When I was 7 years old, I joined the cheerleading team for my school in Colombia. I practiced in the gym where the national gymnastics team coach worked. He asked my mother to start bringing me to the gym three days a week, then four days, until I reached five days a week. It became clear that I had a natural talent for gymnastics. I did both sports for five years, but then I realized that if you try to do a lot of things, you aren’t going to be able to put 100 percent into everything. So, I decided to focus on gymnastics.
What was your proudest moment in the sport?
I was competing at Nationals in Seattle and I saw a long line of college recruiters waiting to speak to my coach. Seeing them standing behind him, realizing they were interested in me, really changed my life. I knew I was good, but I guess I never really believed it. I thought, “man, they must see something in me, so it must be true.” I was offered nine full scholarships.
Why did you decide to come to Rutgers?
When I started thinking about college, Rutgers was in my top two. My coach Juan Agudelo, who lives in New Jersey, brought me to Rutgers for a tour. I thought the New Brunswick Campus was beautiful and decided on the spot that this was the school for me.
What has your experience at Rutgers been like?
It’s been great. I really like my classes in sports management, and my professors are awesome. That’s what I like most about Rutgers—the people. At Rutgers whenever you ask for help, somebody is there for you. This has made a big difference for me since I am so far away from my family in Colombia.
How has Rutgers helped you grow?
In Colombia, I was part of a team, but we didn’t really get to know one another, because we all lived in different cities. We would compete together then go our different ways. Competing with the Rutgers team taught me that even though gymnastics is an individual sport, it’s also a team sport. I wasn’t only caring about myself, I was also caring about how my teammates did. I learned how to support them and how to accept support from them. Now, I know if I do well, they applaud, and if I don’t, they are there to hug me.
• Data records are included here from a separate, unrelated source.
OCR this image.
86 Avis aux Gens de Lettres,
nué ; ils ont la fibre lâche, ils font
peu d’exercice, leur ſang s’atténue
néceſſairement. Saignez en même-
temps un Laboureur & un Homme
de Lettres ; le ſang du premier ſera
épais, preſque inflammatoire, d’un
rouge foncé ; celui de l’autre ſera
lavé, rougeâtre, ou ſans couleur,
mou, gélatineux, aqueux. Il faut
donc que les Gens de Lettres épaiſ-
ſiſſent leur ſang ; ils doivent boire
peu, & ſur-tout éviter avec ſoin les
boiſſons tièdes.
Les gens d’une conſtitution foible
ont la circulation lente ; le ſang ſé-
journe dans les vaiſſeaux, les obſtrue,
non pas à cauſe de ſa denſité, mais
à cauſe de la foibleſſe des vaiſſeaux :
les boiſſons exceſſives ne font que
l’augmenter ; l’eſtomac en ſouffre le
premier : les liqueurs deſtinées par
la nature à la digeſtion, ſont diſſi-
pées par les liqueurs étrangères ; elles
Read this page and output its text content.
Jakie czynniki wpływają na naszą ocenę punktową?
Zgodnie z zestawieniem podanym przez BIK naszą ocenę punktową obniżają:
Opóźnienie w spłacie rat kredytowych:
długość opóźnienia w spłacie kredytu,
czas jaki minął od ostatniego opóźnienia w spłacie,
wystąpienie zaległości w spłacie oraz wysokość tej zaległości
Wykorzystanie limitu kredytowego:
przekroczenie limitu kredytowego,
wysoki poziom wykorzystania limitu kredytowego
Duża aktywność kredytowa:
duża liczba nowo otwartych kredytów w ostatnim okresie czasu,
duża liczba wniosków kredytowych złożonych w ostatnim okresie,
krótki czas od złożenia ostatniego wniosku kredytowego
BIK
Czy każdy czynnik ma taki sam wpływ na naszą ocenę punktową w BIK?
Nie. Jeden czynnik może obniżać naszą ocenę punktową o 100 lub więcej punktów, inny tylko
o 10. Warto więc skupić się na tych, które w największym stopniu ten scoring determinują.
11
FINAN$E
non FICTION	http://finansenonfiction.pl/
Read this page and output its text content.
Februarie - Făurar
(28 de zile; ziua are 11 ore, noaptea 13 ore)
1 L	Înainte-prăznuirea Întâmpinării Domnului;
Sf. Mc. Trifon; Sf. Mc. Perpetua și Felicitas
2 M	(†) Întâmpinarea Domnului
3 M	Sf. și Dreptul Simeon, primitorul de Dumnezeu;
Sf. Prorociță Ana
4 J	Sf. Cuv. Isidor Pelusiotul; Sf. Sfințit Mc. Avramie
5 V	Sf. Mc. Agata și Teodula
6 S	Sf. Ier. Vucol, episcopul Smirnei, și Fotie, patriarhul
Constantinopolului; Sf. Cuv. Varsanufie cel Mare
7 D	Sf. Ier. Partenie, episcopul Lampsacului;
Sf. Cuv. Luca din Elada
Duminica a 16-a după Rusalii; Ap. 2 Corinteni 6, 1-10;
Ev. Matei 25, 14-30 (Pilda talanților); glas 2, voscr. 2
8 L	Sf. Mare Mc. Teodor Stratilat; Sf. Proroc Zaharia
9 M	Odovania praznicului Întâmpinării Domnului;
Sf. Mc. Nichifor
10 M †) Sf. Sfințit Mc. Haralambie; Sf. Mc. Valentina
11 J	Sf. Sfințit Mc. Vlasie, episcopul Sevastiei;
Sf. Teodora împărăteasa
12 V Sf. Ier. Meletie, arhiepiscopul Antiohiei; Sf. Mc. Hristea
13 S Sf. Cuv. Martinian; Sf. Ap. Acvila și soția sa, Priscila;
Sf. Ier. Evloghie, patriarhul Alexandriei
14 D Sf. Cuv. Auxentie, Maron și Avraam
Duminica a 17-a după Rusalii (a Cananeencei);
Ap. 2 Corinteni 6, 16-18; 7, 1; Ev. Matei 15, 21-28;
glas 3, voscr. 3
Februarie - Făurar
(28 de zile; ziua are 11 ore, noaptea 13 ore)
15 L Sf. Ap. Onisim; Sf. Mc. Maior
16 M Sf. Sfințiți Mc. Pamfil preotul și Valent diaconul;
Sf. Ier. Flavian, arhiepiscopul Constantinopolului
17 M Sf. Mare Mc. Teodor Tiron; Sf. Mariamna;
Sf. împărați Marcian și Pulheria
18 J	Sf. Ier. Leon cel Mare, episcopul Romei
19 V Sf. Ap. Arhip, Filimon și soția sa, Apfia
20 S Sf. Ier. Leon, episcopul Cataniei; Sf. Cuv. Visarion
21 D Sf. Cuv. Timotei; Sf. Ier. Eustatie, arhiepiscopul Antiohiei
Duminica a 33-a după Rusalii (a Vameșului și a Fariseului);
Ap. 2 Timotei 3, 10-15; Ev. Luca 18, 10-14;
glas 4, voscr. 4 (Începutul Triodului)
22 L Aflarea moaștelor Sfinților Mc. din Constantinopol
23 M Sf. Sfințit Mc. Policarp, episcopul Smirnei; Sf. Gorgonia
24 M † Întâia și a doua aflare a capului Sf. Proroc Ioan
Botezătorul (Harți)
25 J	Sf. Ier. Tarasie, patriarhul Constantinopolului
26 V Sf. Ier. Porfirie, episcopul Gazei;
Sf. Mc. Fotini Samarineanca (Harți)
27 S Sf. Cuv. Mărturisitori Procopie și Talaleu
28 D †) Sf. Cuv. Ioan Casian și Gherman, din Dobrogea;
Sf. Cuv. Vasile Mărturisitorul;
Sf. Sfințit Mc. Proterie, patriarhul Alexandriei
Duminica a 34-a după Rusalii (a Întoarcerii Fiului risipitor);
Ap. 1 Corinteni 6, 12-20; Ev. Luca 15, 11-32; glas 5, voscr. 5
Watch Luisa Leal-Restrepo’s floor routine as Rutgers commentators Danny Breslauer and former Rutgers gymnast Kristen Zdanowicz discuss her performance during a March 5 meet at the Livingston Recreation Center.
How do you compensate when you have a bad performance?
At that moment I get angry. I might not say good things about myself but at least I say them in Spanish. After that first reaction, I have to realize that what I am doing is not for me alone. I have to remember that I represent Rutgers, I am part of a team and I need to focus. If you stay in that state of mind and keep thinking "I messed up, I’m terrible," you are just making your life miserable.You can’t stay there.You have to stand up and finish like the best. You have to fight for your team, fight for your uniform, and fight for that R.
What does your typical day look like?
I train for both the Rutgers squad and Colombian National team six days a week. My day starts at 5:30 a.m. I attend classes and practice gymnastics six hours a day. I never get a lot of sleep. So whenever I have 30 minutes or an hour between classes, I take a nap. I keep pillows and blankets in my car. I do my homework late at night, but if I have to write a paper or study for an exam my coaches are really great about giving me extra time to study. Doing the impossible is kind of fun.
What are your future plans?
From the first day I did gymnastics, I fell in love with it. I just love it! So when I compete in the Rio Olympics in 2016, I hope to hit my peak and then retire from competition when I am at my best. Then I am going to finish school. I love to study. I’m kind of nerdy that way. I want to go all the way to get my Ph.D.